The school's PTA organized a Back to Football Friday party in conjunction with an annual nationwide contest held by the National Football League.
The NFL offers a $10,000 health and wellness grant to 34 schools that compete by holding a celebration on Sept. 9 to commemorate the upcoming football season.
Crestview's PTA documented the event with photos and will submit them in an attempt to win the grand prize, which includes an NFL team celebration. They also will submit essays explaining how their school would benefit from the grant.
"I'm a huge football nut, so I decided I wanted to do something fun with football," said PTA president Jennifer Hunt.
The kids were thrilled with the arrival of Utah Blaze mascot, Torch the tiger, and Utah Blaze players Will Mulder, Michael Lewis, Caesar Rayford and Antonio Marcisse.
The players ran football drills with the kids and showed them the joy of being outdoors and active.
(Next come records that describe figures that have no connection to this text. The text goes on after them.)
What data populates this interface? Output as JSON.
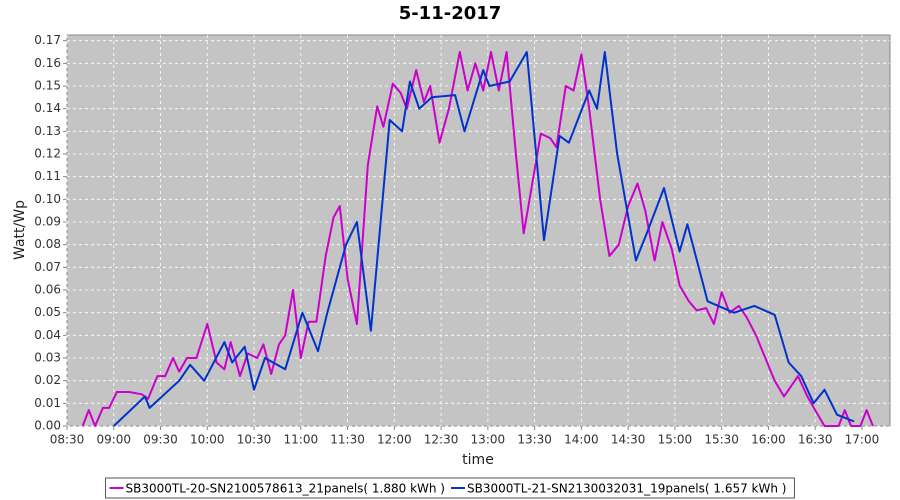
{
  "chart_data": {
    "type": "line",
    "title": "5-11-2017",
    "x_label": "time",
    "y_label": "Watt/Wp",
    "xlim": [
      "08:30",
      "17:18"
    ],
    "xticks": [
      "08:30",
      "09:00",
      "09:30",
      "10:00",
      "10:30",
      "11:00",
      "11:30",
      "12:00",
      "12:30",
      "13:00",
      "13:30",
      "14:00",
      "14:30",
      "15:00",
      "15:30",
      "16:00",
      "16:30",
      "17:00"
    ],
    "ylim": [
      0,
      0.1725
    ],
    "yticks": [
      {
        "value": 0,
        "label": "0.00"
      },
      {
        "value": 0.01,
        "label": "0.01"
      },
      {
        "value": 0.02,
        "label": "0.02"
      },
      {
        "value": 0.03,
        "label": "0.03"
      },
      {
        "value": 0.04,
        "label": "0.04"
      },
      {
        "value": 0.05,
        "label": "0.05"
      },
      {
        "value": 0.06,
        "label": "0.06"
      },
      {
        "value": 0.07,
        "label": "0.07"
      },
      {
        "value": 0.08,
        "label": "0.08"
      },
      {
        "value": 0.09,
        "label": "0.09"
      },
      {
        "value": 0.1,
        "label": "0.10"
      },
      {
        "value": 0.11,
        "label": "0.11"
      },
      {
        "value": 0.12,
        "label": "0.12"
      },
      {
        "value": 0.13,
        "label": "0.13"
      },
      {
        "value": 0.14,
        "label": "0.14"
      },
      {
        "value": 0.15,
        "label": "0.15"
      },
      {
        "value": 0.16,
        "label": "0.16"
      },
      {
        "value": 0.17,
        "label": "0.17"
      }
    ],
    "grid": true,
    "legend": "bottom",
    "series": [
      {
        "name": "SB3000TL-20-SN2100578613_21panels( 1.880 kWh )",
        "color": "#cc00cc",
        "x": [
          "08:40",
          "08:44",
          "08:48",
          "08:53",
          "08:57",
          "09:02",
          "09:10",
          "09:18",
          "09:22",
          "09:28",
          "09:33",
          "09:38",
          "09:42",
          "09:47",
          "09:53",
          "10:00",
          "10:06",
          "10:11",
          "10:15",
          "10:21",
          "10:26",
          "10:32",
          "10:36",
          "10:41",
          "10:46",
          "10:50",
          "10:55",
          "11:00",
          "11:05",
          "11:10",
          "11:16",
          "11:21",
          "11:25",
          "11:30",
          "11:36",
          "11:43",
          "11:49",
          "11:53",
          "11:59",
          "12:04",
          "12:08",
          "12:14",
          "12:19",
          "12:23",
          "12:29",
          "12:35",
          "12:42",
          "12:47",
          "12:52",
          "12:57",
          "13:02",
          "13:07",
          "13:12",
          "13:18",
          "13:23",
          "13:28",
          "13:34",
          "13:40",
          "13:44",
          "13:50",
          "13:55",
          "14:00",
          "14:05",
          "14:12",
          "14:18",
          "14:24",
          "14:30",
          "14:36",
          "14:41",
          "14:47",
          "14:52",
          "14:58",
          "15:03",
          "15:09",
          "15:14",
          "15:20",
          "15:25",
          "15:30",
          "15:35",
          "15:41",
          "15:46",
          "15:52",
          "15:58",
          "16:04",
          "16:10",
          "16:15",
          "16:19",
          "16:25",
          "16:30",
          "16:36",
          "16:45",
          "16:49",
          "16:53",
          "16:59",
          "17:03",
          "17:07"
        ],
        "values": [
          0,
          0.007,
          0,
          0.008,
          0.008,
          0.015,
          0.015,
          0.014,
          0.012,
          0.022,
          0.022,
          0.03,
          0.024,
          0.03,
          0.03,
          0.045,
          0.028,
          0.025,
          0.037,
          0.022,
          0.032,
          0.03,
          0.036,
          0.023,
          0.036,
          0.04,
          0.06,
          0.03,
          0.046,
          0.046,
          0.075,
          0.092,
          0.097,
          0.065,
          0.045,
          0.115,
          0.141,
          0.132,
          0.151,
          0.147,
          0.14,
          0.157,
          0.143,
          0.15,
          0.125,
          0.14,
          0.165,
          0.148,
          0.16,
          0.148,
          0.165,
          0.148,
          0.165,
          0.12,
          0.085,
          0.105,
          0.129,
          0.127,
          0.123,
          0.15,
          0.148,
          0.164,
          0.14,
          0.1,
          0.075,
          0.08,
          0.097,
          0.107,
          0.095,
          0.073,
          0.09,
          0.078,
          0.062,
          0.055,
          0.051,
          0.052,
          0.045,
          0.059,
          0.05,
          0.053,
          0.048,
          0.04,
          0.03,
          0.02,
          0.013,
          0.018,
          0.022,
          0.013,
          0.007,
          0,
          0,
          0.007,
          0,
          0,
          0.007,
          0
        ]
      },
      {
        "name": "SB3000TL-21-SN2130032031_19panels( 1.657 kWh )",
        "color": "#0033cc",
        "x": [
          "09:00",
          "09:20",
          "09:23",
          "09:42",
          "09:49",
          "09:58",
          "10:11",
          "10:16",
          "10:24",
          "10:30",
          "10:37",
          "10:50",
          "11:01",
          "11:11",
          "11:17",
          "11:29",
          "11:36",
          "11:45",
          "11:57",
          "12:05",
          "12:10",
          "12:16",
          "12:24",
          "12:39",
          "12:45",
          "12:57",
          "13:01",
          "13:14",
          "13:25",
          "13:36",
          "13:46",
          "13:52",
          "14:05",
          "14:10",
          "14:15",
          "14:23",
          "14:35",
          "14:42",
          "14:53",
          "15:03",
          "15:08",
          "15:21",
          "15:38",
          "15:51",
          "16:04",
          "16:13",
          "16:21",
          "16:29",
          "16:36",
          "16:44",
          "16:55"
        ],
        "values": [
          0,
          0.013,
          0.008,
          0.02,
          0.027,
          0.02,
          0.037,
          0.028,
          0.035,
          0.016,
          0.03,
          0.025,
          0.05,
          0.033,
          0.05,
          0.08,
          0.09,
          0.042,
          0.135,
          0.13,
          0.152,
          0.14,
          0.145,
          0.146,
          0.13,
          0.157,
          0.15,
          0.152,
          0.165,
          0.082,
          0.128,
          0.125,
          0.148,
          0.14,
          0.165,
          0.12,
          0.073,
          0.085,
          0.105,
          0.077,
          0.089,
          0.055,
          0.05,
          0.053,
          0.049,
          0.028,
          0.022,
          0.01,
          0.016,
          0.005,
          0.002
        ]
      }
    ]
  }
}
Kids were taught how to throw a football through a Hula Hoop, high-step through tires, weave their way through cones and play hot potato with a football.
"This is a blast. I could do this all day long. I'm enjoying myself," said Marcisse, who plays center for the Blaze.
The school encouraged students to wear their favorite team colors or jerseys as part of the party.
Third-grader Marquise Huffaker made his own custom shirt for the event. He used a white T-shirt and markers to create his own jersey complete with his last name, the number 20 and a Chicago Bears helmet.
"This is awesome," Marquise said, waiting his turn to hop through tires.
While the kids were focused on the fun and games, teachers, administration and PTA members could see the benefits of the children learning to play outdoors and be active.
"This is just so exciting. What a great opportunity for our kids to participate in organized football games that are centered on fitness and learn things that they can do to play outside of school, active play that's not video games," said Crestview Principal Lori Hawthorne.
Hawthorne also has her eye on the $10,000 prize that the school could win and listed multiple ways it could benefit the school: pedometers for each student, heart-rate monitors for the physical education classes and an additional quarter-mile track around the playground.
She explained how the kids could use the pedometers to see how far they walk in a day, and then use their math skills to convert steps to miles. The school has many long hallways and an outdoor quarter-mile track, potentially enabling students to take thousands of steps a day, she said.
Heart-rate monitors would benefit students by helping them better understand their fitness level, she said. The monitors would also help them determine how hard they need to push their bodies to get benefits from exercise.
Hawthorne praised the benefits of physical exercise and said it can improve a student's academic performance.
The students also had plenty of ideas about where to spend the money: a new swing set, dirt bikes, horses, dogs and a water party every Friday.
Third-grader Laval Stephens was excited about getting to play football instead of going to class. He said he would like it if every day were Football Friday.
Second-grader Braxten Wyne agreed, saying, "I love football."